Con mucha alegría, pero también con sorpresa, porque no me lo esperaba. Para mí es un orgullo que me hayan elegido para pregonar San Mateo y estoy muy agradecido. Ya tengo preparado el pregón y ahora solo falta que llegue el día y salir al balcón con valor.
¿Qué quieres transmitir en el pregón?
Sobre todo, que la gente lo pase bien y disfrute. También quiero reivindicar el respeto a los animales y a nuestro patrimonio, porque forma parte de nuestra cultura San Mateo es para divertirse, correr la vaca, tomarse unas cervezas y disfrutar de las fiestas.
¿Cómo te vas a enfrentar a este momento tan señalado?
Con bastante nerviosismo. Por muchos años que lleves en estas fiestas y por mucha experiencia que tengas, ponerte en el balcón delante de tanta gente impone. Los nervios están ahí y, en mi caso, se están haciendo notar.
¿Qué significa San Mateo para ti?
San Mateo es mi pasión de toda la vida. Mi padre ya me traía de pequeño y desde entonces ha sido algo muy importante para mí. Hay momentos que son mágicos: cuando suena el petardo, cuando se dispara la adrenalina y, sobre todo, cuando te dan la soga para sacar la primera vaca. Yo siempre saco la primera y ahí empiezan los nervios, esa sensación en el estómago que hace que todo sea especial.
¿Cuál es el recuerdo más bonito que guardas de las fiestas?
El día en que Manolo, que entonces era jefe de maromeros, me ofreció los guantes y saqué mi primera vaca. Para mí fue un día glorioso, mágico.
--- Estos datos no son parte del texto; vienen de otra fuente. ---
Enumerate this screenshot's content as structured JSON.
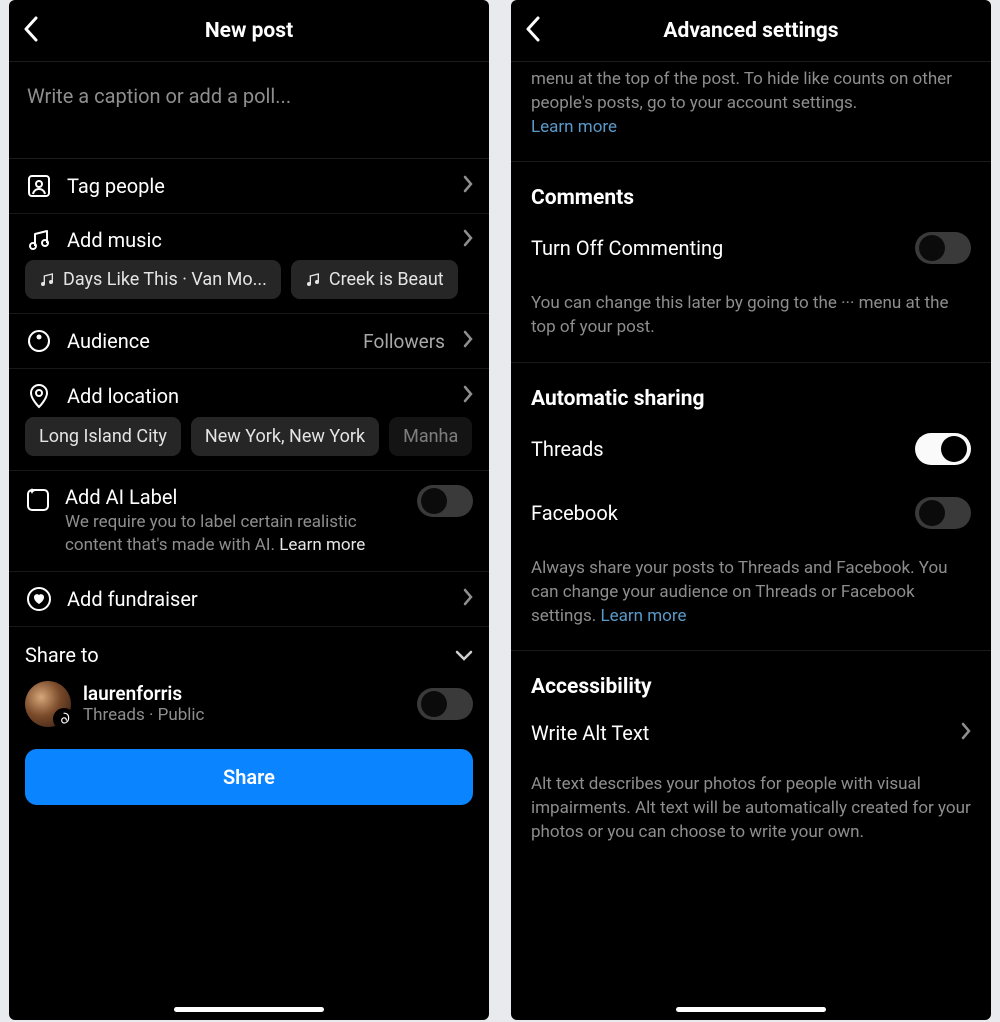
{
  "left": {
    "header": {
      "title": "New post"
    },
    "caption_placeholder": "Write a caption or add a poll...",
    "tag_people": "Tag people",
    "add_music": "Add music",
    "music_chips": [
      "Days Like This · Van Mo...",
      "Creek is Beaut"
    ],
    "audience": {
      "label": "Audience",
      "value": "Followers"
    },
    "add_location": "Add location",
    "location_chips": [
      "Long Island City",
      "New York, New York",
      "Manha"
    ],
    "ai": {
      "title": "Add AI Label",
      "desc": "We require you to label certain realistic content that's made with AI. ",
      "learn": "Learn more"
    },
    "add_fundraiser": "Add fundraiser",
    "share_to": "Share to",
    "account": {
      "name": "laurenforris",
      "sub": "Threads · Public"
    },
    "share_btn": "Share"
  },
  "right": {
    "header": {
      "title": "Advanced settings"
    },
    "top_desc": "menu at the top of the post. To hide like counts on other people's posts, go to your account settings.",
    "top_learn": "Learn more",
    "comments": {
      "title": "Comments",
      "toggle_label": "Turn Off Commenting",
      "desc": "You can change this later by going to the ··· menu at the top of your post."
    },
    "sharing": {
      "title": "Automatic sharing",
      "threads": "Threads",
      "facebook": "Facebook",
      "desc": "Always share your posts to Threads and Facebook. You can change your audience on Threads or Facebook settings. ",
      "learn": "Learn more"
    },
    "accessibility": {
      "title": "Accessibility",
      "alt": "Write Alt Text",
      "desc": "Alt text describes your photos for people with visual impairments. Alt text will be automatically created for your photos or you can choose to write your own."
    }
  }
}
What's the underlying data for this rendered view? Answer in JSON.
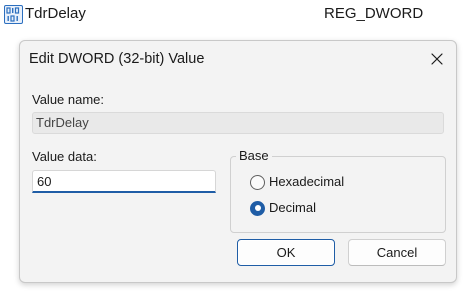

Es un recuerdo que tengo muy presente porque fue el comienzo de mi trayectoria como maromero.
Como pregonero, ¿será este año diferente?
Sí, con todavía más ilusión. Este año ya no soy solamente maromero, sino también pregonero. Estoy muy contento, muy orgulloso y, sobre todo, muy agradecido.
¿Qué consejo darías a quienes participan en la suelta?
Que tengan mucho cuidado. Este año los animales son tremendamente grandes, con mucho peso y mucha cabeza. Especialmente quienes están en las barreras tienen que ser conscientes de que una vaca tiene muchísima fuerza. Aunque vaya cogida por la maroma, hay momentos en los que no podemos sujetarla.
¿Alguna anécdota de los últimos tiempos?
Hace unos tres años ocurrió una que todavía recordamos. Una de las vacas, al salir de los toriles, se metió dentro de la zona donde estaban los maromeros y había autoridades allí. Fueron unos momentos de cierto pánico, porque además era una vaca enorme. Conseguimos cogerla de la cabeza y, por suerte, todo quedó en una anécdota. Después incluso nos lo tomamos con humor.
¿Con qué mensaje te gustaría que se quedara la gente?
Que tengan mucho cuidado y, sobre todo, respeto por el animal. La gente se fía demasiado y debe ser consciente de que estamos hablando de animales con mucha fuerza. Hay que andar con cuidado en la pista y no confiarse.
Y que la gente lo pase bien, que no haya ningún altercado y que todos puedan disfrutar. San Mateo es para vivirlo, para sentirlo y para disfrutarlo. Son cuatro días de fiesta y lo importante es que la gente se lleve un buen recuerdo, no un disgusto.